Colonel Pedro Yadín reveals that the officers were asleep and were attacked with “bombs and drones”

14ymedio, Havana,January 16, 2026 –- Havana once again deployed its political liturgy this Friday following the death of the 32 Cubans who fell in Caracas during the capture of Nicolás Maduro. At the Anti-Imperialist Tribune, facing the Malecón, the tribute ceremony functioned as a platform for ideological reaffirmation and political warning at a moment of evident internal fragility for the regime.
From the stage, the First Secretary of the Communist Party, Miguel Díaz-Canel, insisted that there would be no negotiation with the United States “on the basis of coercion.” Cuba, he said, is willing to engage in dialogue, but only “on equal terms and on the basis of mutual respect.” The speech, reported in excerpts by the official press, relied on a rhetoric of epic resistance, threats of external aggression, and closed calls for unity.
According to the president, the January 3 operation opened “a new era of barbarism, plunder, and neo-fascism” and was a hard blow to the Cuban government, which experienced “very bitter hours” of “indignation and impotence.” Venezuela, Havana’s main political ally and commercial partner for more than two decades, once again occupied the symbolic center of the official narrative, now under the banner of sacrifice.
However, the martial tone of the ceremony clashed abruptly with one of the most widely cited testimonies by the state press itself. It came from Colonel Pedro Yadín Domínguez, one of the survivors. His account, published by the State newspaper Granma and broadcast in a television interview, introduces fissures that are difficult to reconcile with the heroic version the regime is trying to impose.

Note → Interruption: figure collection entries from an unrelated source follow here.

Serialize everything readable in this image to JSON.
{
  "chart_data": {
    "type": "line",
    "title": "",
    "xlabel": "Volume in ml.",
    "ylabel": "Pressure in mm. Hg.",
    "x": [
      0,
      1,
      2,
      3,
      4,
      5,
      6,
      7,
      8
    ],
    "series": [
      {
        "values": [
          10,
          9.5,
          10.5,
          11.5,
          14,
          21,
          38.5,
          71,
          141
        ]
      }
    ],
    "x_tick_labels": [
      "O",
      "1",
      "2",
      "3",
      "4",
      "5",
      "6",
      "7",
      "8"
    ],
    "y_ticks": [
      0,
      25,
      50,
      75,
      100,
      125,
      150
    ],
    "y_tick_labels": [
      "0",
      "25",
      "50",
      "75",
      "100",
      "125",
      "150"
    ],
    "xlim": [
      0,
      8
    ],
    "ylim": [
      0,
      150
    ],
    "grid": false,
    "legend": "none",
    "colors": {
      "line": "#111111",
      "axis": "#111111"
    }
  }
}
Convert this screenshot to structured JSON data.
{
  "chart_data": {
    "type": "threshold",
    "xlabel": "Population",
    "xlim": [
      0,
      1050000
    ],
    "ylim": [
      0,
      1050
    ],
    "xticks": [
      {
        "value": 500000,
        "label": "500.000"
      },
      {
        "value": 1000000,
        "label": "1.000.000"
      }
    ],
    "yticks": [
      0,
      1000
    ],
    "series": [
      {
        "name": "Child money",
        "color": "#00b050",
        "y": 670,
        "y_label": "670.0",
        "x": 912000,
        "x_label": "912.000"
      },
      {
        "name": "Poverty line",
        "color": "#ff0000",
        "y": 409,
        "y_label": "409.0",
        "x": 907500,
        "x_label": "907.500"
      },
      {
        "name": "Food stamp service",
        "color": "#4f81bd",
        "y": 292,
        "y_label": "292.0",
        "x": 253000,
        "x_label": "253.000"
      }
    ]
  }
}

The statement is uncomfortable for a narrative that insists the 32 Cubans “fought back with gunfire” and died in combat
“We were sleeping, resting in the early morning hours,” the colonel told the cameras. “We barely had any weaponry,” he added, explaining that the group was performing support functions for the security of the Venezuelan president and was not in a combat posture. The attack, he said, was “disproportionate,” involving planes, bombs, drones, and Apache helicopters against a group that was neither on alert nor armed to resist.
The statement is uncomfortable for a narrative that insists the 32 Cubans “fought back with gunfire” and died in combat, as stated in the first communiqué announcing their deaths and declaring a period of national mourning. The image of heroic combat dissolves when the speaker is a senior officer of the Ministry of the Revolutionary Armed Forces, seated in a wheelchair, describing a night of rest interrupted by a bombardment.

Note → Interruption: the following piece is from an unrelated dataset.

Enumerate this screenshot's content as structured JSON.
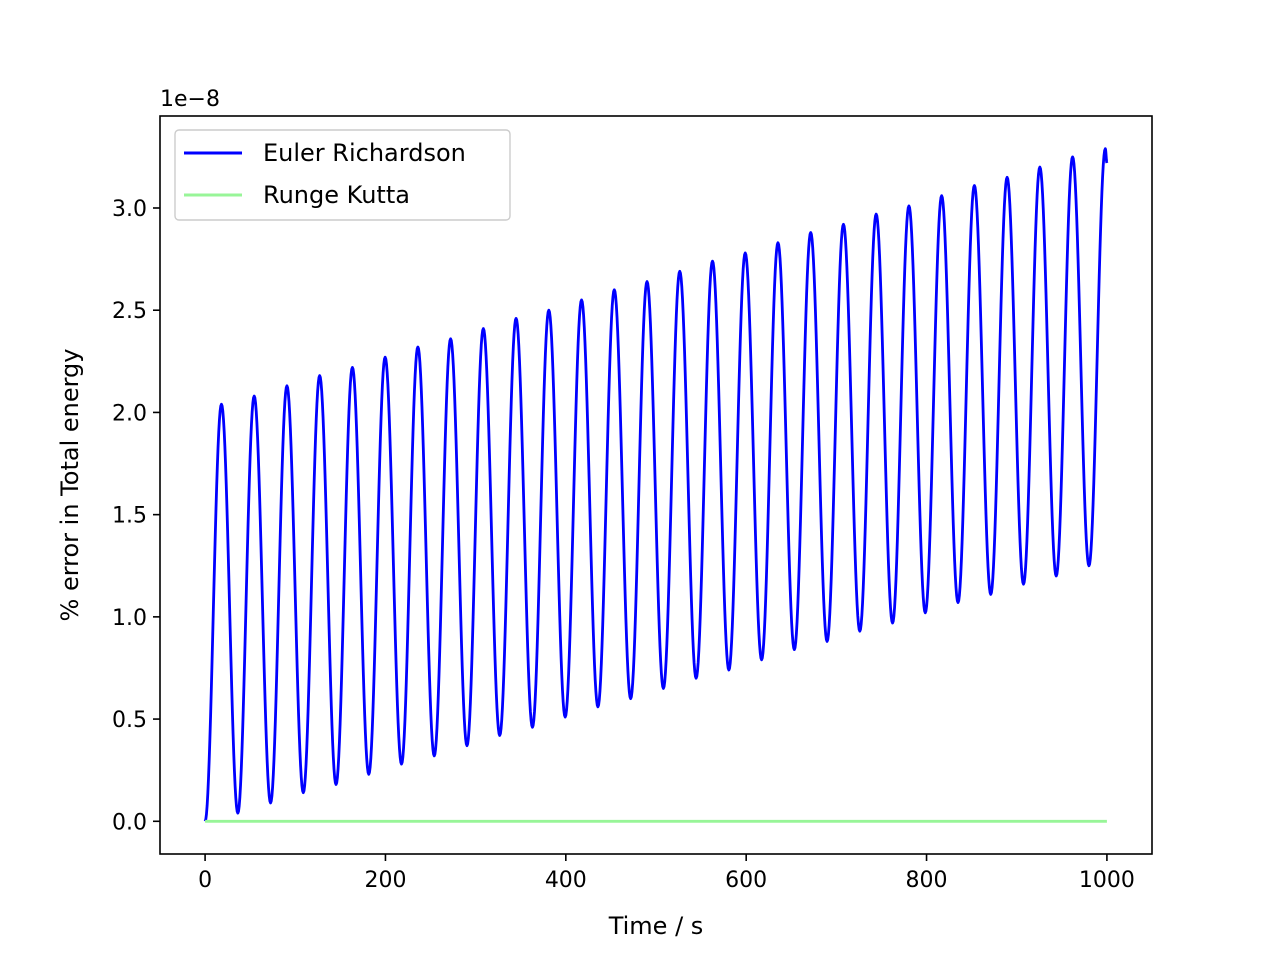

While Díaz-Canel evoked the Sierra Maestra, Africa, and even Caracas as stages of a single historical feat, the colonel’s testimony sketched another picture: that of an opaque mission, without sufficient weapons, on foreign soil, and an attack that caught the personnel while they were asleep.
The propaganda machinery has tried to compensate for that void with overacting. On State TV’s Mesa Redonda official commentator Oliver Zamora raised the tone to the point of boasting. He claimed that the United States “had to kill” the 32 Cubans with a “tremendous” display of brute force, and that it even took hours to do so. For Zamora, the fact demonstrated Washington’s inability to “understand” a country like Cuba, hardened by decades of confrontation.

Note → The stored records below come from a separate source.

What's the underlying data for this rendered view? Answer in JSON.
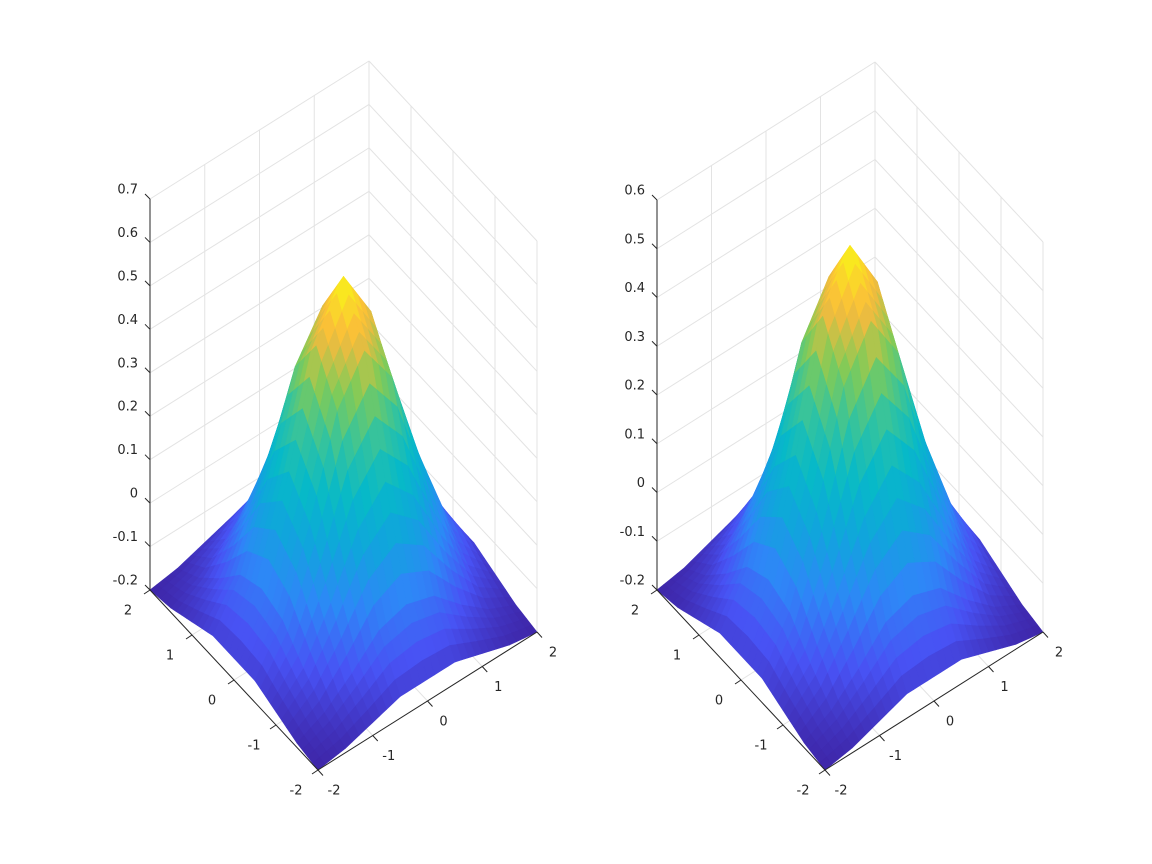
{
  "chart_data": [
    {
      "type": "surface",
      "x": [
        -2,
        -1.5,
        -1,
        -0.5,
        0,
        0.5,
        1,
        1.5,
        2
      ],
      "y": [
        -2,
        -1.5,
        -1,
        -0.5,
        0,
        0.5,
        1,
        1.5,
        2
      ],
      "z": [
        [
          -0.2,
          -0.19,
          -0.17,
          -0.15,
          -0.15,
          -0.15,
          -0.17,
          -0.19,
          -0.2
        ],
        [
          -0.19,
          -0.16,
          -0.11,
          -0.05,
          -0.03,
          -0.05,
          -0.11,
          -0.16,
          -0.19
        ],
        [
          -0.17,
          -0.11,
          0.0,
          0.13,
          0.2,
          0.13,
          0.0,
          -0.11,
          -0.17
        ],
        [
          -0.15,
          -0.05,
          0.13,
          0.35,
          0.45,
          0.35,
          0.13,
          -0.05,
          -0.15
        ],
        [
          -0.15,
          -0.03,
          0.2,
          0.45,
          0.57,
          0.45,
          0.2,
          -0.03,
          -0.15
        ],
        [
          -0.15,
          -0.05,
          0.13,
          0.35,
          0.45,
          0.35,
          0.13,
          -0.05,
          -0.15
        ],
        [
          -0.17,
          -0.11,
          0.0,
          0.13,
          0.2,
          0.13,
          0.0,
          -0.11,
          -0.17
        ],
        [
          -0.19,
          -0.16,
          -0.11,
          -0.05,
          -0.03,
          -0.05,
          -0.11,
          -0.16,
          -0.19
        ],
        [
          -0.2,
          -0.19,
          -0.17,
          -0.15,
          -0.15,
          -0.15,
          -0.17,
          -0.19,
          -0.2
        ]
      ],
      "xlim": [
        -2,
        2
      ],
      "ylim": [
        -2,
        2
      ],
      "zlim": [
        -0.2,
        0.7
      ],
      "xticks": [
        -2,
        -1,
        0,
        1,
        2
      ],
      "yticks": [
        -2,
        -1,
        0,
        1,
        2
      ],
      "zticks": [
        -0.2,
        -0.1,
        0,
        0.1,
        0.2,
        0.3,
        0.4,
        0.5,
        0.6,
        0.7
      ],
      "colormap": "parula",
      "grid": true
    },
    {
      "type": "surface",
      "x": [
        -2,
        -1.5,
        -1,
        -0.5,
        0,
        0.5,
        1,
        1.5,
        2
      ],
      "y": [
        -2,
        -1.5,
        -1,
        -0.5,
        0,
        0.5,
        1,
        1.5,
        2
      ],
      "z": [
        [
          -0.2,
          -0.19,
          -0.17,
          -0.15,
          -0.15,
          -0.15,
          -0.17,
          -0.19,
          -0.2
        ],
        [
          -0.19,
          -0.16,
          -0.11,
          -0.05,
          -0.03,
          -0.05,
          -0.11,
          -0.16,
          -0.19
        ],
        [
          -0.17,
          -0.11,
          0.0,
          0.12,
          0.19,
          0.12,
          0.0,
          -0.11,
          -0.17
        ],
        [
          -0.15,
          -0.05,
          0.12,
          0.34,
          0.44,
          0.34,
          0.12,
          -0.05,
          -0.15
        ],
        [
          -0.15,
          -0.03,
          0.19,
          0.44,
          0.55,
          0.44,
          0.19,
          -0.03,
          -0.15
        ],
        [
          -0.15,
          -0.05,
          0.12,
          0.34,
          0.44,
          0.34,
          0.12,
          -0.05,
          -0.15
        ],
        [
          -0.17,
          -0.11,
          0.0,
          0.12,
          0.19,
          0.12,
          0.0,
          -0.11,
          -0.17
        ],
        [
          -0.19,
          -0.16,
          -0.11,
          -0.05,
          -0.03,
          -0.05,
          -0.11,
          -0.16,
          -0.19
        ],
        [
          -0.2,
          -0.19,
          -0.17,
          -0.15,
          -0.15,
          -0.15,
          -0.17,
          -0.19,
          -0.2
        ]
      ],
      "xlim": [
        -2,
        2
      ],
      "ylim": [
        -2,
        2
      ],
      "zlim": [
        -0.2,
        0.6
      ],
      "xticks": [
        -2,
        -1,
        0,
        1,
        2
      ],
      "yticks": [
        -2,
        -1,
        0,
        1,
        2
      ],
      "zticks": [
        -0.2,
        -0.1,
        0,
        0.1,
        0.2,
        0.3,
        0.4,
        0.5,
        0.6
      ],
      "colormap": "parula",
      "grid": true
    }
  ]
}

The profusion of images from the events and ceremonies has also served to expose numerous repressors
While the propagandist speaks of fierce resistance and enemies incapable of subduing Cubans, the surviving colonel insists they were practically defenseless and without adequate weaponry. One sells epic heroism; the other describes vulnerability.
The rift also spilled into the digital space. On YouTube, under the interview with the colonel, a user identified as @Jcontre3000 wrote: “We saw that coward in the videos of Venezuelan soldiers crying and running away; that’s why he’s alive. A coward dies a thousand times, and this one is a coward.” The comment, far from anecdotal, exposes the level of polarization and distrust that surrounds even official testimonies.
The profusion of images from the events and ceremonies has also served to expose numerous repressors. Several Cuban activists have identified among the crowd agents of State Security responsible for interrogations, harassment, and episodes of direct repression. This is significant, because these individuals rarely show their faces on social networks or on official media.
Among those who have identified these officials is activist Laura Vargas, who has documented and denounced episodes of surveillance and unauthorized access to her accounts as part of the digital repression exercised against critical voices. The artist Hamlet Lavastida has done the same; he is known for his cultural and political opposition to the regime and for having been detained and sanctioned as a prisoner of conscience due to his works and public actions. The images have also revealed former power figures fallen from grace, such as former foreign minister Felipe Pérez Roque.
At the event, Díaz-Canel again called for “closing ranks” and warned that if attacked, Cuba would defend itself “fiercely.” “They would have to kidnap millions or wipe this archipelago off the map,” he said. But beyond the slogans, the tribute laid bare a tension the regime has been unable to resolve: the distance between the rhetoric of permanent war and the reality of silent, poorly explained, and deadly missions, whose details emerge only when a survivor steps outside the script.